Clapper at first denied leaking the information of the dossier and the Comey–Trump meeting, but ultimately acknowledged having done so:
“When initially asked about leaks related to the ICA in July 2017, former DNI Clapper flatly denied ‘discuss[ing] the dossier [compiled by Steele] or any other intelligence related to Russia hacking of the 2016 election with journalists.’ Clapper subsequently acknowledged discussing the ‘dossier with CNN journalist Jake Tapper,’ and admitted that he might have spoken with other journalists about the same topic.
“Clapper’s discussion with Tapper took place in early January 2017, around the time IC leaders briefed President Obama and President-elect Trump, on ‘the Christopher Steele information,’ a two-page summary of which was ‘enclosed in’ the highly-classified version of the ICA.”

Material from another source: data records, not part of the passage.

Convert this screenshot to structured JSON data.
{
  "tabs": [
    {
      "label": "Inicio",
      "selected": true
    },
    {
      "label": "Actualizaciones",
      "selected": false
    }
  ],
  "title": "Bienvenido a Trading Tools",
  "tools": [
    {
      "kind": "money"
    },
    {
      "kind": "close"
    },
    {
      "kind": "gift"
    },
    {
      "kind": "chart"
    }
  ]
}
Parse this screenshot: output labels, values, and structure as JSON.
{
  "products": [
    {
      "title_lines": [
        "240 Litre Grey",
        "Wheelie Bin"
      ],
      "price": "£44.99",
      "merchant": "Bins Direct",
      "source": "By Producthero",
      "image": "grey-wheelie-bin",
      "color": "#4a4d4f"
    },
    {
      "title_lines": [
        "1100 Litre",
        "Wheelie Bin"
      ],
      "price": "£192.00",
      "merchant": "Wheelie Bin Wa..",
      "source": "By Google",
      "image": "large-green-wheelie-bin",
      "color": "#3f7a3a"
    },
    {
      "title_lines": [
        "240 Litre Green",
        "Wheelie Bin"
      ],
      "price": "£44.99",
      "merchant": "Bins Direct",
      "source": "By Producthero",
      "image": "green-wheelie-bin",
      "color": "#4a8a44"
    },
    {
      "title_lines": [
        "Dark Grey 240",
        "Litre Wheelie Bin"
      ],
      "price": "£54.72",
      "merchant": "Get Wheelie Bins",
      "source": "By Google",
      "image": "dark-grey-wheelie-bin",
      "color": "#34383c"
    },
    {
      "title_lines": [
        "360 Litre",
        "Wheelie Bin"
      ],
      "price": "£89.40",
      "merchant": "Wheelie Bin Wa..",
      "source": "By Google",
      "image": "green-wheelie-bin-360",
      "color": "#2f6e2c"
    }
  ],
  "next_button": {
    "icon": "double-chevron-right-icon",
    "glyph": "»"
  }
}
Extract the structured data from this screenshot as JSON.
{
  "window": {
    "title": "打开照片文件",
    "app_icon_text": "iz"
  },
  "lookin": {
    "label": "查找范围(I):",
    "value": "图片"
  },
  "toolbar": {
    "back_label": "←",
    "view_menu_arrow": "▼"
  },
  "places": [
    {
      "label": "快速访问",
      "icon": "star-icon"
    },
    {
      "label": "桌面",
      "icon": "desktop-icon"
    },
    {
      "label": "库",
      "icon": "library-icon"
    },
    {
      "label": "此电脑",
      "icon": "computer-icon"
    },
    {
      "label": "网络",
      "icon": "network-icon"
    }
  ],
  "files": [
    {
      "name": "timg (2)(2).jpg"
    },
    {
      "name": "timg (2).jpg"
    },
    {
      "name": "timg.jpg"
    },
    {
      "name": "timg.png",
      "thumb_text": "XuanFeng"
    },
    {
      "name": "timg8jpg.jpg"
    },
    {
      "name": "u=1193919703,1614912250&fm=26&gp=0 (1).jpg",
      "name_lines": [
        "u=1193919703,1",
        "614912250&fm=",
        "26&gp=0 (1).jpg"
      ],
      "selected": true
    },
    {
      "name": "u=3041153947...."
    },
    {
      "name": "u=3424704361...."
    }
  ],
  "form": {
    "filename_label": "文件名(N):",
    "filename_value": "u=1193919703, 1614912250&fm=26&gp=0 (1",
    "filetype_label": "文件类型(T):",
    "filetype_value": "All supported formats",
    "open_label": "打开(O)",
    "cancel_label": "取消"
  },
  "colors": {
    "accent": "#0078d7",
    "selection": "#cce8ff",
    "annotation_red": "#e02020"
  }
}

Tapper, in a Twitter response to The Epoch Times on Sept. 2, said he hadn’t communicated with Clapper prior to his May 2017 interview with him.
“I never spoke to him or communicated with him in any way until I interviewed him on air in May 2017,” Tapper wrote.
On Jan. 10, 2017, CNN published the article “Intel Chiefs Presented Trump With Claims of Russian Efforts to Compromise Him.” The allegations within the dossier were made public, and with reporting of the briefings by intelligence community leaders, instant credibility was given to the dossier’s assertions. Immediately following the CNN story, BuzzFeed published the Steele dossier, and the Trump–Russia conspiracy was pushed into the mainstream.
On the following day, Jan. 11, 2017, in a stunning display of hypocrisy, Clapper issued a formal statement where he noted his “profound dismay at the leaks” and denied that the leaks came from within the intelligence community.
Update: This article was updated on Sept. 3, 2019, to include a statement from CNN host Jake Tapper.